Home » Audio » Craftsmen » Finishing Cherry is a pain
Finishing Cherry is a pain [message #29824] Fri, 27 October 2006 17:20 Go to next message
Bill Epstein is currently offline  Bill Epstein
Messages: 1088
Registered: May 2009
Location: Smoky Mts. USA
Illuminati (2nd Degree)
Using the best advice I can find I've tried just about everything for the '45' amp base and still can't get the look I want.
I've used dye stain then shellac, oil/varnish then shellac, just oil/varnish, just shellac - garnet and amber, shellac then oil; you name it.
Nothing seems to make the grain "pop" and most cloud it. I've got one more idea: a really light coat of oil/varnish followed by amber shellac. Coincidentally, the same finish was featured on a piece in the latest Fine Woodworking. It won't give the dark antique look I originally wanted but should reveal the character of the wood. I hope.
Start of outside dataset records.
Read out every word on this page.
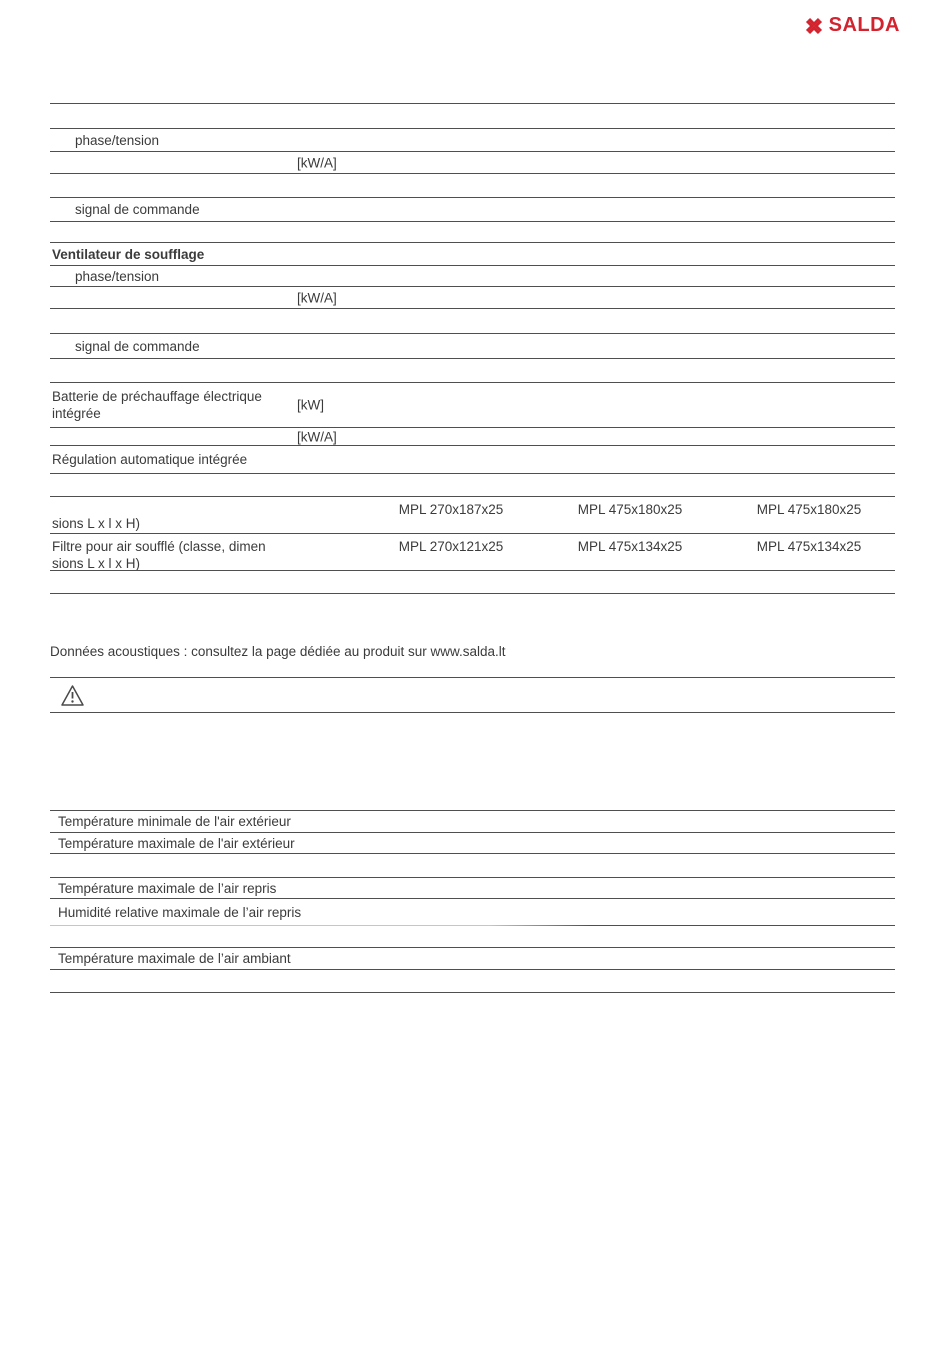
SALDA
phase/tension
[kW/A]
signal de commande
Ventilateur de soufflage
phase/tension
[kW/A]
signal de commande
Batterie de préchauffage électrique intégrée
[kW]
[kW/A]
Régulation automatique intégrée
sions L x l x H)
MPL 270x187x25	MPL 475x180x25	MPL 475x180x25
Filtre pour air soufflé (classe, dimen
sions L x l x H)
MPL 270x121x25	MPL 475x134x25	MPL 475x134x25
Données acoustiques : consultez la page dédiée au produit sur www.salda.lt
Température minimale de l'air extérieur
Température maximale de l'air extérieur
Température maximale de l’air repris
Humidité relative maximale de l’air repris
Température maximale de l’air ambiant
Re: Turns out that finishing cherry is like making a perfect Martini [message #29825 is a reply to message #29824] Sat, 28 October 2006 18:46 Go to previous messageGo to next message
Bill Epstein is currently offline  Bill Epstein
Messages: 1088
Registered: May 2009
Location: Smoky Mts. USA
Illuminati (2nd Degree)
The perfect Martini begins with a glass from the freezer; the Gin and Vermouth from the refrigerator. It's all about planning ahead.

Then you must handle the ingredients with the utmost care. Pour just a splash of vermouth in the frosted glass and swish it about so it touchs all of the inside. Then pour it out. This requires the utmost delicacy. Now add the Gin and just one olive.

Cherry demands the same careful treatment. The initial coat of varnish/oil, in this case, Watco Natural, needs to be applied with the thinnest coat you can manage. The slightest hint of a puddle will cause blotching. I dipped the lint-free towel in the oil then folded it back on itself so that the part that was dipped never touchs the wood. Only what bleeds through a dry layer goes on. No blotches.

Once the oil is thoroughly dry the shellac is applied with a pad made by placing a ball of of an old cotton sock inside a squre of cheesecloth. Dip the pad in the shellac and don't just let the excess drip off. Squeeze the pad dry, Then pad on the shellac until the pad begins to drag on the wood. Only then go back and re-wet it.
And use nothing more than a 1 pound cut.

It'll take many coats, each rubbed out with 4-0 steel wool, but now I know I'm on the way to a beautiful finish.

Pass the Gin.



Or Manhattan? [message #29826 is a reply to message #29825] Sun, 29 October 2006 17:44 Go to previous messageGo to next message
SteveBrown is currently offline  SteveBrown
Messages: 330
Registered: May 2009
Grand Master
You know me, frozen glasses, but booze right off the bar. At any rate, here's what I've picked up on cherry (my favorite wood). Once you've sanded as fine as you want, leave it rest for a few weeks (I know, nearly impossible) but somehow the oils in the wood and the pours all come together after a nice rest (I like to put my stuff in the sun if I can). Then Tung Oil only. I've tried Watco both natural and Danish, and just plain old Tung works best for me. I like to do several coats. I have a small amp base that I did this way, but admit it is a pain for larger pieces. But even recently I tried Danish (like on my big speakers) and okay, the finish looks like Danish oil, but there is not the "gain pop" you talk about. No depth, no deep character. At any rate, glad to hear the base is coming along! Love to see them when done!

Try Boiled Linseed Oil and Shellac [message #29854 is a reply to message #29824] Sat, 16 December 2006 06:16 Go to previous message
dbishopbliss is currently offline  dbishopbliss
Messages: 10
Registered: May 2009
Chancellor
I just took a furniture making class where we built a shaker style end-table in Cherry. I haven't finished it yet, but he instructor recommended BOILED linseed oil (2 coats) with a shellac top-coat. Remember, Cherry darkens over time.